They say big things have small beginnings, and this truth can be seen in all of nature, everyday life, sometimes in the business world and also in the movie Prometheus. Well allow me to introduce you to the next big thing which had its small beginnings last week while many were in their offices and schools preparing their tweets for the #TGIF hash tag. Over the course of last week, from the 5th – 7th November, the Practical Education Network (PEN) represented by Dr. Heather Beem was sharpening twenty-four members of the Ghana Association of Science Teachers (GAST). With Assistance from Myself, Gameli Adzaho (blogs at Gamelian world) and Habib Sumaila, the hand-picked participants made up of district science co-ordinators and teachers were cocooned up at the National ICT and Science Resource Centre undergoing what can only be described as a wonderful experience. So in a few years time when there is an explosion of brilliant Ghanaian scientists and people are wondering where it all begun, this is where the answers shall be found:
Day 1 kicked off with a brief introduction by Dr. Beem on the aims of the PEN and the idea behind the workshop. The end goal was to promote hands on science and practical experiments to better engage and inspire science students. In a developing country like Ghana where practical science education is not on the priority list of any government, finding alternatives to expensive lab equipment is essential to allow students to witness the wonders of science first hand. Take the slightly complex setup below which is used to produce Oxygen from Manganese dioxide and Hydrogen peroxide.
We repeated this same experiment with nothing more than the black stuff from a battery (Manganese dioxide) and Hydrogen peroxide (bought from a local pharmacist). Mix these two together in a plastic bottle and the resulting oxygen can be tested from by rekindling a flame.

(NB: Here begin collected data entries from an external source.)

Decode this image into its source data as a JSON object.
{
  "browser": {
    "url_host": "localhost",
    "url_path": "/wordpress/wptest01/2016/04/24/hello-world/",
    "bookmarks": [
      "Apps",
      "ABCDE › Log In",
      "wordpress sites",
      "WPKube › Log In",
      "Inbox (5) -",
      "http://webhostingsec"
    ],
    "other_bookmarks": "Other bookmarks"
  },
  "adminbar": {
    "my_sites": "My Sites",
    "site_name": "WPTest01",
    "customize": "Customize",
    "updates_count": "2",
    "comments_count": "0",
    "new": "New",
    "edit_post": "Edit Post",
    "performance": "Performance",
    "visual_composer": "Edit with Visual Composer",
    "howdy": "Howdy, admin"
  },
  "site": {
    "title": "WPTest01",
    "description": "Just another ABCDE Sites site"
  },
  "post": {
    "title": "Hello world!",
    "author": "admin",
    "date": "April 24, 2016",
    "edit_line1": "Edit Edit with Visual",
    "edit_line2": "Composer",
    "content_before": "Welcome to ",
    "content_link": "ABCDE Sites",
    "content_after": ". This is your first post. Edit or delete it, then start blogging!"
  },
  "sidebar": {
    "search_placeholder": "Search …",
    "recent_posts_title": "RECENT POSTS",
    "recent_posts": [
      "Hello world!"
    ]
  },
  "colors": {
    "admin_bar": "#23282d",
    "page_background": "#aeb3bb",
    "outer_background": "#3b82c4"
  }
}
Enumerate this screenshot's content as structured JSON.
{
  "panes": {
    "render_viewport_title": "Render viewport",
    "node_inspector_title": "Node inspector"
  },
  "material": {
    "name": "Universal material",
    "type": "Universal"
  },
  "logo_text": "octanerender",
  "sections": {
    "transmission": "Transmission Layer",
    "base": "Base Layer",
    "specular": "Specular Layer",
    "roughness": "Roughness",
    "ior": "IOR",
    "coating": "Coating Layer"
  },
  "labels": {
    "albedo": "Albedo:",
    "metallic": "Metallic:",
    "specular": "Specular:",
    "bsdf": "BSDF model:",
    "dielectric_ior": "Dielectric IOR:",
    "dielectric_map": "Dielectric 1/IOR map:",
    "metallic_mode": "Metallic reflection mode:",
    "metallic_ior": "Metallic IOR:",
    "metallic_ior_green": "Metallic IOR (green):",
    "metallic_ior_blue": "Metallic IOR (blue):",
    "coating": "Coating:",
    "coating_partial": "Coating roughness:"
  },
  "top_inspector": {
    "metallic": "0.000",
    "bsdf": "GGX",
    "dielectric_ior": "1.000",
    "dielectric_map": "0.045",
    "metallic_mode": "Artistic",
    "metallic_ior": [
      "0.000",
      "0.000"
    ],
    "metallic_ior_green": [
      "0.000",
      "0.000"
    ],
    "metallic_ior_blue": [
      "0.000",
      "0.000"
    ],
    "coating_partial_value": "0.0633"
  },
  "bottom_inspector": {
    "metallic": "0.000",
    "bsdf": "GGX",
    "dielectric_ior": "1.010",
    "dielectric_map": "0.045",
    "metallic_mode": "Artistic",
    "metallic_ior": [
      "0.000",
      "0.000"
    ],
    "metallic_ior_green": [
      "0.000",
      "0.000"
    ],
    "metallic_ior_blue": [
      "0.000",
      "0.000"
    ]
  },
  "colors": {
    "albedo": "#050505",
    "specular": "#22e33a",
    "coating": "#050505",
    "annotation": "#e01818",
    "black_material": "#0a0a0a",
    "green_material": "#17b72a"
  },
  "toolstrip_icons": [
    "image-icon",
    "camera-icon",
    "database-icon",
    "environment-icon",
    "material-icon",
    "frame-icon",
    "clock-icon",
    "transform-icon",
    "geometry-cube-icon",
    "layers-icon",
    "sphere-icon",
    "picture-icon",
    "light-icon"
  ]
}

We also performed tests for acids and bases using crushed flower petals rather than lithmus paper and developed a concept to explain simple circuits use beans and bottle tops. This was quite ingenious as some imaginative work by the co-ordinators using paper funnels and valves could explain resistors and diodes.
Day 2 saw an overflow of creative juices. The day started off with an overview of the design process which was the then applied to the greatest engineering question that ever existed ever since the Tower of Babel; How high can we build before God gets involved? In this instance the question was How high can you stack bananas off the table using only two pieces of A4 sheets before someone eats the bananas. The answer; 16 bananas can be stacked 15cms above the ground using only two sheets of paper and some ingenuity.
The process did not stop here but went ahead to design alternative experiments using simple tools to showcase the rectilinear propagation of light, the refraction of light and my personal favourite, the reflective properties of light with nothing more than a mirror, a light source, a sheet of paper and some clever maths to show that the angle of incidence is equal to the angle of reflection.
The last activity for the day, putting together a circuit complete with switch, LED, resistor, cells and a capacitor proved what many already know; electronics is not for the faint hearted.
Day 3 saw a return to some basic experiments to demonstrate basic science principles such as the principles behind food tests and generation of electricity. The highlight of the day involved using nails and 20p coins to connect lemons in series or parallel in an attempt t light up a small LED. As it stands now, half the participants involved in this experiment are convinced that for a brief moment the LED light up with three lemons whereas the other half are convinced it was all an optical illusion brought on by reflections on the glass of the LED. This question remains unanswered so the next time life throws some lemons at you, forget making lemonade, grab some nails, coins, wires and an LED and let us know how many lemons it takes to light up that bad boy.
Besides all the experiments and learning process, some time was set aside to discuss challenges faced by science educators especially in the areas of promoting hands on science experience for students. Typical challenges included financial restraints, time limitations imposed by lesson durations, availability of resources and inadequate preparation time. All in all, it was a privilege to have district co-ordinators on this workshop as they could provide much needed insights into the institutional challenges within the education system and also deliver maximum impact on return to their various posts. The need for similar workshops on a more frequent basis was identified and the participants tasked themselves to instil values of hands on science education into the teachers they worked with while also providing support. I may not know how it will all turn out but one thing is for sure, High School science education in Ghana will no longer be the same.